Saudariku, Ayo Berhijab!


Aku mendapatkan gambar ini dari seorang teman. Aku sangat berterima kasih padanya karena ia begitu peduli dengan wanita, khususnya cara kami berpakaian. pertama kali melihat gambar itu, aku tertawa. Itu loh, visualisasi wanita yang tidak berhijab. Lucu sekali penggambarannya, bahkan di situ digambarkan sambil bergaya, berbeda dengan gambar wanita berhijab yang berdiri dengan sopan. Gambar itu benar-benar jujur, menggambarkan realita yang ada bahwa masih banyak teman-teman kita yang masih berpakaian seperti itu.
Tapi yang bikin gambar itu sangat lucu buatku, aku seperti melihat diriku beberapa tahun yang lalu. Sebenarnya orang tua telah mengajarkanku berpakaian yang benar sesuai syariat.

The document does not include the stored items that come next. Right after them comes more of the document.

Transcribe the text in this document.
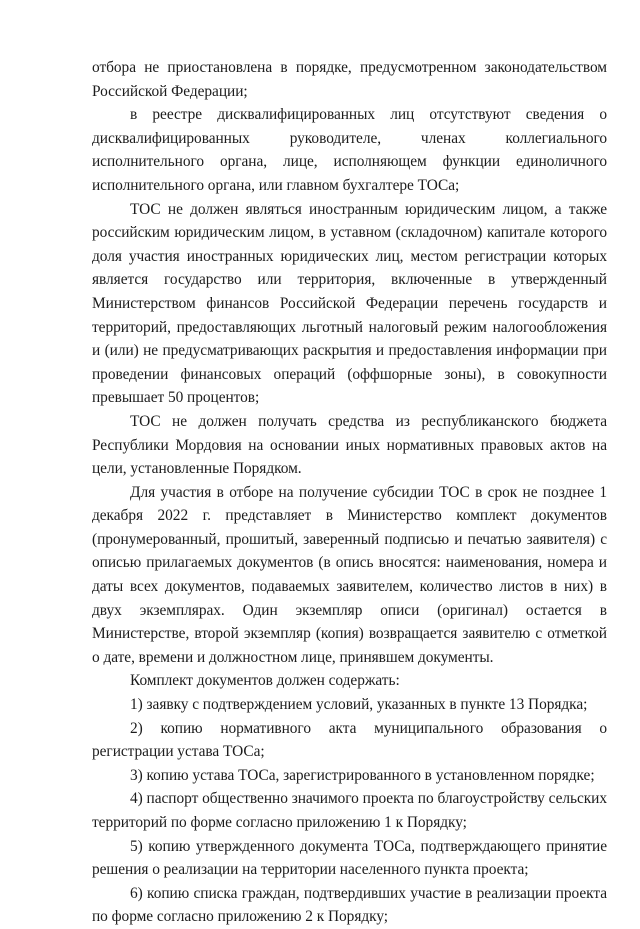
отбора не приостановлена в порядке, предусмотренном законодательством Российской Федерации;

в реестре дисквалифицированных лиц отсутствуют сведения о дисквалифицированных руководителе, членах коллегиального исполнительного органа, лице, исполняющем функции единоличного исполнительного органа, или главном бухгалтере ТОСа;

ТОС не должен являться иностранным юридическим лицом, а также российским юридическим лицом, в уставном (складочном) капитале которого доля участия иностранных юридических лиц, местом регистрации которых является государство или территория, включенные в утвержденный Министерством финансов Российской Федерации перечень государств и территорий, предоставляющих льготный налоговый режим налогообложения и (или) не предусматривающих раскрытия и предоставления информации при проведении финансовых операций (оффшорные зоны), в совокупности превышает 50 процентов;

ТОС не должен получать средства из республиканского бюджета Республики Мордовия на основании иных нормативных правовых актов на цели, установленные Порядком.

Для участия в отборе на получение субсидии ТОС в срок не позднее 1 декабря 2022 г. представляет в Министерство комплект документов (пронумерованный, прошитый, заверенный подписью и печатью заявителя) с описью прилагаемых документов (в опись вносятся: наименования, номера и даты всех документов, подаваемых заявителем, количество листов в них) в двух экземплярах. Один экземпляр описи (оригинал) остается в Министерстве, второй экземпляр (копия) возвращается заявителю с отметкой о дате, времени и должностном лице, принявшем документы.

Комплект документов должен содержать:

1) заявку с подтверждением условий, указанных в пункте 13 Порядка;

2) копию нормативного акта муниципального образования о регистрации устава ТОСа;

3) копию устава ТОСа, зарегистрированного в установленном порядке;

4) паспорт общественно значимого проекта по благоустройству сельских территорий по форме согласно приложению 1 к Порядку;

5) копию утвержденного документа ТОСа, подтверждающего принятие решения о реализации на территории населенного пункта проекта;

6) копию списка граждан, подтвердивших участие в реализации проекта по форме согласно приложению 2 к Порядку;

Ibuku memberi contoh dengan menggunakan pakaian yang benar juga. Beliau selalu memilih dan memakai pakaian yang longgar. Yaa, walaupun beliau tidak menyukai rok, beliau selalu memastikan memakai celana panjang yang lebar dan tidak ketat. beliau juga memakai blus yang panjang menutupi paha. Sementara Bapak, semenjak aku memutuskan untuk berjilbab ketika kelas 4 SD, bapak selalu membelikanku pakaian yang pantas dan sesuai syariat: longgar dan tidak menerawang. Beliau bahkan tak jarang menyertaiku ketika aku hendak membeli pakaian baru.
Aku pun bertambah usia, dan seiring waktu berlalu, Bapak mungkin berpikir aku sudah dewasa, sehingga beliau tidak lagi menentukan pakaian-pakaian yang harus aku kenakan. Akulah sendiri yang harus menentukan sendiri. Awalnya kupikir itu tidak masalah, toh aku rasa aku tahu bagaimana cara berpakaian yang baik.
Tetapi ketika di SMA, sekitar kelas sebelas atau dua belas, aku diejek temanku karena pakaianku. Mereka bilang pakaianku kuno dan terlihat seperti bu-ibu. Mungkin karena pengaruh pergaulan, akhirnya aku mulai berani memakai celana jins ketat. Yaa walaupun aku masih memakai blus panjang yang menutup paha. Kadang-kadang aku sendiri merasa tidak nyaman dengan pakaian itu, tapi aku sungguh benci diejek teman-teman karena pakaianku. Benar-benar aku telah menjadi korban mode.
Tapi semuanya berubah ketika aku lulus danpindah ke lingkungan yang baru. Aku berkenalan dengan seorang teman yang pakaiannya islami, longgar, ia selalu menggunakan rok panjang. Suatu hari ia pernah berkata, kalau kita tidak dapat menjaga aurat kita, maka itu akan menimbulkan dosa bagi diri kita sendiri dan bagi orang yang melihatnya.
Dari situ aku menyadari pentingnya berhijab, menutup aurat, dan itu adalah sebuah keharusan. Dan untuk pertama kalinya, aku mengerti mengapa Ibu dan Bapak begitu cerewet dalam mengatur urusan berpakaian kami, anak-anaknya.
Sejujurnya, aku belum bisa dikatakan telah berhijab dengan sempurna seperti dalam gambar itu. Ya, aku Cuma punya satu gamis. Tapi aku berusaha berpakaian sesuai syariat. Aku tak lagi memakai celana jinsku yang ketat itu. Aku mulai memakai rok panjang yang dipadu dengan blus atau kaus yang longgar. Saat ini aku sedang mencoba menggunakan jilbab yang lebih lebar. Walau sempat ditertawakan dan diangap berlebihan, aku tetap ingin melakukan apa yang menurutku benar.
Aku sungguh berterima kasih pada orang tuaku, karena dengan didikan dan tuntunan mereka sedari kecil, aku tidak terlalu kesulitan untuk berusaha berhijab. Karena terbiasa, barangkali. Juga pada temanku yang mengigatkanku pentingnya menutup aurat. Sungguh suatu nikmat dari Allah aku dipertemukan dengan teman-teman yang begitu baik dan membawa kebaikan.
Saudariku, mungkin kalian menganggap ini berlebihan. Tapi semua yang kulakukan saat ini tak lebih bahwa aku ingin menutup aurat seperti yang Allah ajarkan pada kita. aku ingin jadi muslimah sejati, dimulai dari cara berpakaian kita. Aku lebih bahagia kalau kalian pun memiliki pikiran yang sama sehingga kita bisa mencapai surga bersama-sama pula.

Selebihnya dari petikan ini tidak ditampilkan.